Up to £100,000 is set to be spent on regenerating an “under-used jewel” of Lynn as part of a West Norfolk Council investment programme.
Proposals to spend the cash on the South Quay are contained within the authority’s capital programme for the next three years, which was approved by its cabinet on Wednesday.
Although few details have so far been released, cabinet papers say the money will be used to carry out “viability” work on proposals for the area.
Part of the total, £30,000 is to be drawn from funds for the existing waterfront project, while the remainder will be drawn from reserves and a bid to the county’s combined business rates pool.
Deputy leader Alistair Beales said: “It’s an underused jewel of the town.”
He also hopes that any future projects there would have a similar impact to the recent regeneration of the Tuesday and Saturday Market Places.
He said: “The successful delivery of those schemes shows the ambition of this council.”
“It’s those sort of capital improvements that make a big difference to the community.”
The investment is part of a programme for the 2015-16 financial year which officials estimate will cost just under £28 million to deliver.
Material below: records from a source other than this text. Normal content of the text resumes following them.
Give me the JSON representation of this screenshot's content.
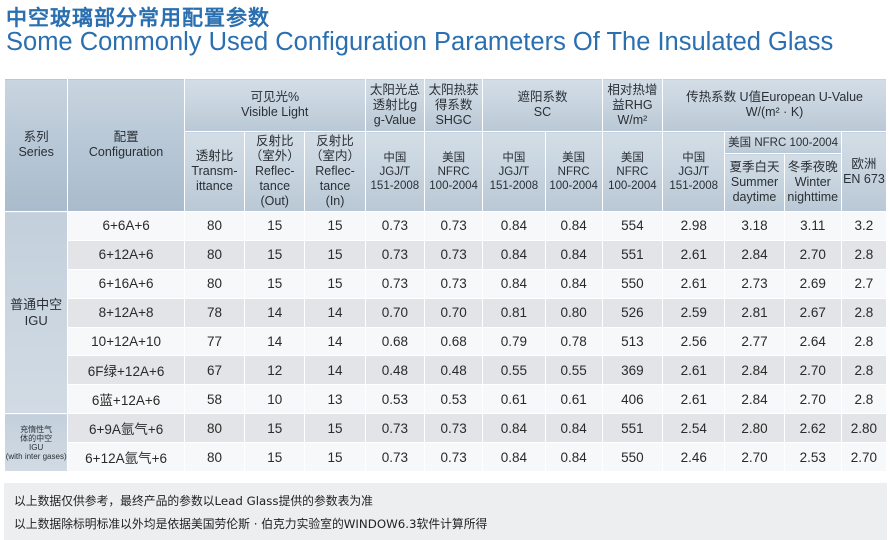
{
  "title_cn": "中空玻璃部分常用配置参数",
  "title_en": "Some Commonly Used Configuration Parameters Of The Insulated Glass",
  "header": {
    "series": [
      "系列",
      "Series"
    ],
    "configuration": [
      "配置",
      "Configuration"
    ],
    "visible_light": [
      "可见光%",
      "Visible Light"
    ],
    "solar_total": [
      "太阳光总",
      "透射比g",
      "g-Value"
    ],
    "solar_heat": [
      "太阳热获",
      "得系数",
      "SHGC"
    ],
    "shading": [
      "遮阳系数",
      "SC"
    ],
    "rhg": [
      "相对热增",
      "益RHG",
      "W/m²"
    ],
    "u_value": [
      "传热系数 U值European U-Value",
      "W/(m² · K)"
    ],
    "transmittance": [
      "透射比",
      "Transm-",
      "ittance"
    ],
    "reflectance_out": [
      "反射比",
      "（室外）",
      "Reflec-",
      "tance",
      "(Out)"
    ],
    "reflectance_in": [
      "反射比",
      "（室内）",
      "Reflec-",
      "tance",
      "(In)"
    ],
    "china_std": [
      "中国",
      "JGJ/T",
      "151-2008"
    ],
    "usa_std": [
      "美国",
      "NFRC",
      "100-2004"
    ],
    "nfrc_group": "美国 NFRC 100-2004",
    "summer": [
      "夏季白天",
      "Summer",
      "daytime"
    ],
    "winter": [
      "冬季夜晚",
      "Winter",
      "nighttime"
    ],
    "europe": [
      "欧洲",
      "EN 673"
    ]
  },
  "groups": {
    "igu": [
      "普通中空",
      "IGU"
    ],
    "gas": [
      "充惰性气",
      "体的中空",
      "IGU",
      "(with inter gases)"
    ]
  },
  "rows": [
    {
      "config": "6+6A+6",
      "vals": [
        "80",
        "15",
        "15",
        "0.73",
        "0.73",
        "0.84",
        "0.84",
        "554",
        "2.98",
        "3.18",
        "3.11",
        "3.2"
      ]
    },
    {
      "config": "6+12A+6",
      "vals": [
        "80",
        "15",
        "15",
        "0.73",
        "0.73",
        "0.84",
        "0.84",
        "551",
        "2.61",
        "2.84",
        "2.70",
        "2.8"
      ]
    },
    {
      "config": "6+16A+6",
      "vals": [
        "80",
        "15",
        "15",
        "0.73",
        "0.73",
        "0.84",
        "0.84",
        "550",
        "2.61",
        "2.73",
        "2.69",
        "2.7"
      ]
    },
    {
      "config": "8+12A+8",
      "vals": [
        "78",
        "14",
        "14",
        "0.70",
        "0.70",
        "0.81",
        "0.80",
        "526",
        "2.59",
        "2.81",
        "2.67",
        "2.8"
      ]
    },
    {
      "config": "10+12A+10",
      "vals": [
        "77",
        "14",
        "14",
        "0.68",
        "0.68",
        "0.79",
        "0.78",
        "513",
        "2.56",
        "2.77",
        "2.64",
        "2.8"
      ]
    },
    {
      "config": "6F绿+12A+6",
      "vals": [
        "67",
        "12",
        "14",
        "0.48",
        "0.48",
        "0.55",
        "0.55",
        "369",
        "2.61",
        "2.84",
        "2.70",
        "2.8"
      ]
    },
    {
      "config": "6蓝+12A+6",
      "vals": [
        "58",
        "10",
        "13",
        "0.53",
        "0.53",
        "0.61",
        "0.61",
        "406",
        "2.61",
        "2.84",
        "2.70",
        "2.8"
      ]
    },
    {
      "config": "6+9A氩气+6",
      "vals": [
        "80",
        "15",
        "15",
        "0.73",
        "0.73",
        "0.84",
        "0.84",
        "551",
        "2.54",
        "2.80",
        "2.62",
        "2.80"
      ]
    },
    {
      "config": "6+12A氩气+6",
      "vals": [
        "80",
        "15",
        "15",
        "0.73",
        "0.73",
        "0.84",
        "0.84",
        "550",
        "2.46",
        "2.70",
        "2.53",
        "2.70"
      ]
    }
  ],
  "notes": [
    "以上数据仅供参考，最终产品的参数以Lead Glass提供的参数表为准",
    "以上数据除标明标准以外均是依据美国劳伦斯 · 伯克力实验室的WINDOW6.3软件计算所得"
  ],
  "colors": {
    "title": "#2a6fb0",
    "header_bg": "#c6d3de",
    "row_light": "#f7f8f9",
    "row_dark": "#e2e4e7"
  }
}
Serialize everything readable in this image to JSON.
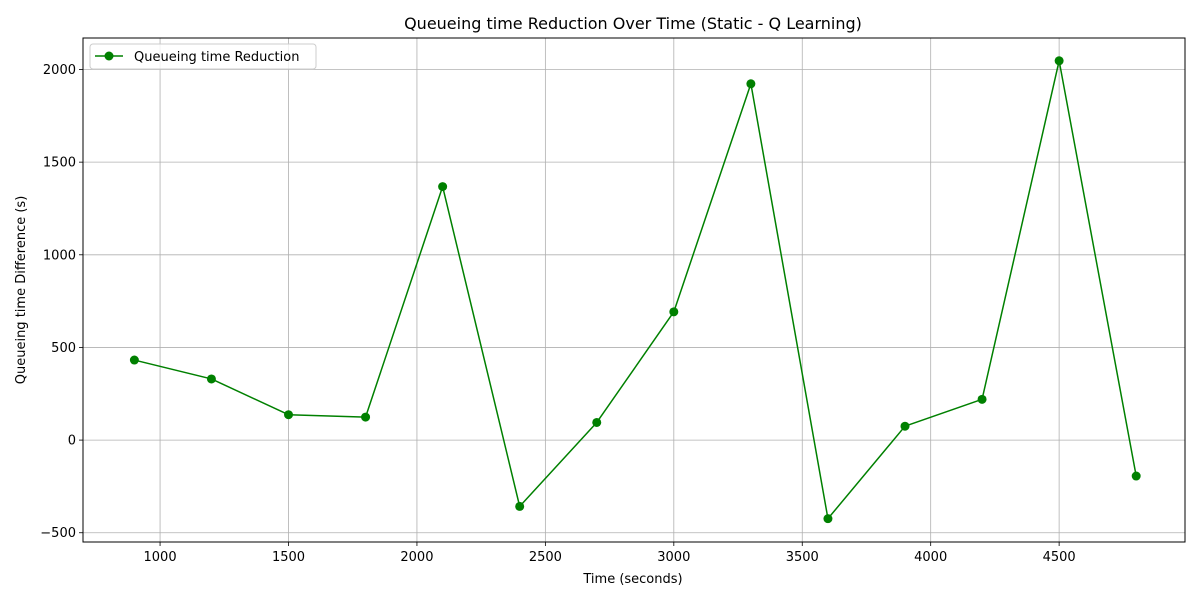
{
  "chart_data": {
    "type": "line",
    "title": "Queueing time Reduction Over Time (Static - Q Learning)",
    "xlabel": "Time (seconds)",
    "ylabel": "Queueing time Difference (s)",
    "xlim": [
      700,
      4990
    ],
    "ylim": [
      -550,
      2170
    ],
    "xticks": [
      1000,
      1500,
      2000,
      2500,
      3000,
      3500,
      4000,
      4500
    ],
    "yticks": [
      -500,
      0,
      500,
      1000,
      1500,
      2000
    ],
    "xtick_labels": [
      "1000",
      "1500",
      "2000",
      "2500",
      "3000",
      "3500",
      "4000",
      "4500"
    ],
    "ytick_labels": [
      "−500",
      "0",
      "500",
      "1000",
      "1500",
      "2000"
    ],
    "grid": true,
    "legend_position": "top-left",
    "series": [
      {
        "name": "Queueing time Reduction",
        "color": "#008000",
        "marker": "circle",
        "x": [
          900,
          1200,
          1500,
          1800,
          2100,
          2400,
          2700,
          3000,
          3300,
          3600,
          3900,
          4200,
          4500,
          4800
        ],
        "y": [
          432,
          330,
          137,
          124,
          1368,
          -358,
          95,
          692,
          1923,
          -424,
          75,
          220,
          2047,
          -194
        ]
      }
    ]
  }
}
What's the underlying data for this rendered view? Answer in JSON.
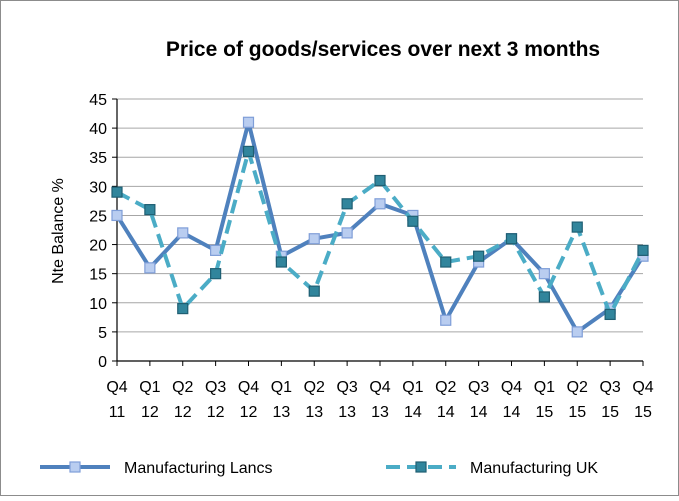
{
  "chart_data": {
    "type": "line",
    "title": "Price of goods/services over next 3 months",
    "xlabel": "",
    "ylabel": "Nte Balance %",
    "ylim": [
      0,
      45
    ],
    "yticks": [
      "0",
      "5",
      "10",
      "15",
      "20",
      "25",
      "30",
      "35",
      "40",
      "45"
    ],
    "grid": true,
    "legend_position": "bottom",
    "categories": [
      [
        "Q4",
        "11"
      ],
      [
        "Q1",
        "12"
      ],
      [
        "Q2",
        "12"
      ],
      [
        "Q3",
        "12"
      ],
      [
        "Q4",
        "12"
      ],
      [
        "Q1",
        "13"
      ],
      [
        "Q2",
        "13"
      ],
      [
        "Q3",
        "13"
      ],
      [
        "Q4",
        "13"
      ],
      [
        "Q1",
        "14"
      ],
      [
        "Q2",
        "14"
      ],
      [
        "Q3",
        "14"
      ],
      [
        "Q4",
        "14"
      ],
      [
        "Q1",
        "15"
      ],
      [
        "Q2",
        "15"
      ],
      [
        "Q3",
        "15"
      ],
      [
        "Q4",
        "15"
      ]
    ],
    "series": [
      {
        "name": "Manufacturing Lancs",
        "color": "#4f81bd",
        "marker_fill": "#b9cdf0",
        "marker_stroke": "#7f9ed8",
        "line_style": "solid",
        "values": [
          25,
          16,
          22,
          19,
          41,
          18,
          21,
          22,
          27,
          25,
          7,
          17,
          21,
          15,
          5,
          9,
          18
        ]
      },
      {
        "name": "Manufacturing UK",
        "color": "#4bacc6",
        "marker_fill": "#31859c",
        "marker_stroke": "#1f5f73",
        "line_style": "dashed",
        "values": [
          29,
          26,
          9,
          15,
          36,
          17,
          12,
          27,
          31,
          24,
          17,
          18,
          21,
          11,
          23,
          8,
          19
        ]
      }
    ]
  }
}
Around £3 million of that has been transferred from the plans for 2014-15.
The largest portion of the total, around £11 million, has been earmarked for the construction stage of the major housing project around Marsh Lane and Lynnsport, although only one planning application has so far been submitted.
A further £6.1 million is included for the continuation of building on the Nar Ouse Regeneration Area (NORA) land, with almost £2.5 million for the ongoing Stories of Lynn project at the town hall, although much of that money has been drawn from a Heritage Lottery Fund grant.
Other projects contained in the programme include the proposed King’s Lynn Innovation Centre off Nar Ouse Way, on which building work began last month, and work to replace three cremators at the Mintlyn Crematorium, which is expected to be completed soon.
There is also a plan to spend £90,000, which would be taken from the authority’s reserves, on what the report describes as “urgent reinstatement works” on part of the roof of the historic Customs House in Lynn.
And more than £160,000 has been set aside for a project to “restore, refurbish and enhance key heritage assets in and around Hunstanton Green and the Esplanade Gardens.”
Officers say the scheme, which is also the subject of a bid for Heritage Lottery support, is designed “to engage people in the history, heritage and horticulture of the area.” The outcome of the application is expected later this month.
The meeting also received a separate report which showed the council spent around £80,000 less during the 2014-15 financial year than had originally been budgeted for.
Council leader Nick Daubney said: “I think we can view it as very satisfactory when you spend less than you intend to spend.”